(NEW YORK) — Americans divide essentially evenly in their responses to President Obama’s new position on gay marriage, with views more strongly negative than positive and stark divisions across political, ideological and other groups — including a broad gender gap.
All told, 46 percent in this ABC News/Washington Post poll express a favorable impression of Obama’s statement in an interview with ABC’s Robin Roberts last week that he personally has come to support gay marriage, while 47 percent respond unfavorably. That includes a 10-point tilt towards “strongly” negative rather than strongly positive views, 38 percent vs. 28 percent.
Mirroring a wide gender gap in Obama’s support more generally, 54 percent of women respond favorably to his backing of gay marriage, compared with 37 percent of men.

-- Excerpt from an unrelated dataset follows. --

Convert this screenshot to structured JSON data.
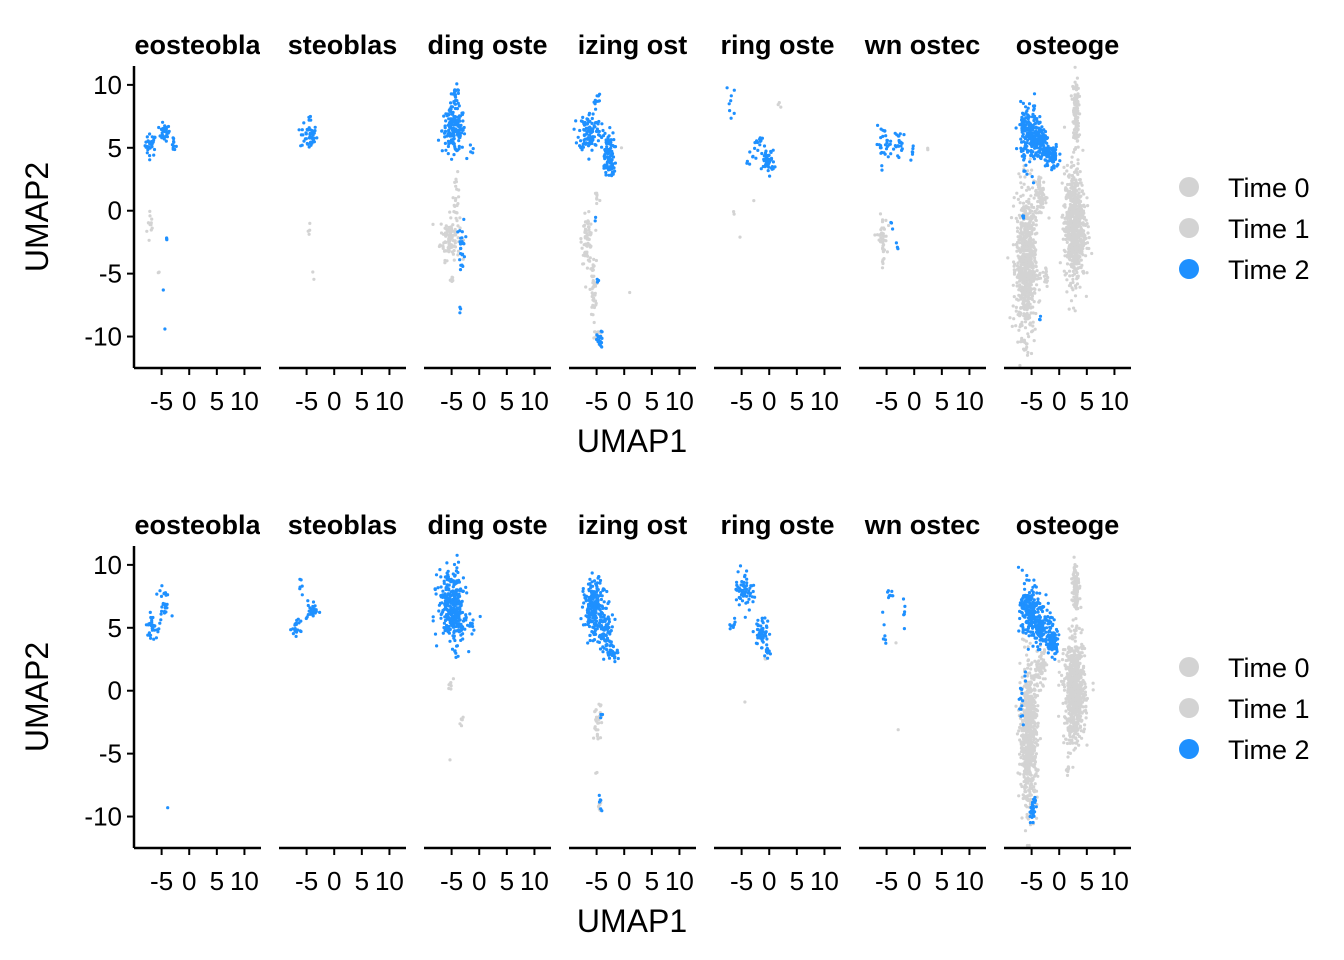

There’s an even broader gap by age — 63 percent of young adults favor the president’s position vs. 34 percent of seniors.
While it’s unclear how the issue may play out in the fall, this poll, produced for ABC by Langer Research Associates, finds striking intensity of sentiment in some groups. Unusually large numbers of conservatives, Republicans and conservative Republicans respond not just unfavorably, but strongly so — 61, 65 and 71 percent, respectively, peaking at 80 percent of very conservatives.
For their part, most liberals, Democrats and liberal Democrats respond strongly favorably, albeit not always at commensurate levels. Notably, at 52 percent, strongly positive views of Obama’s position among Democrats are 13 points lower than strongly negative views among Republicans.
There’s an intensity gap between the sexes as well: While women, as noted, are much more apt to express overall favorable views of the president’s announcement, more men respond strongly negatively, 45 percent, than women see it strongly favorably, 35 percent.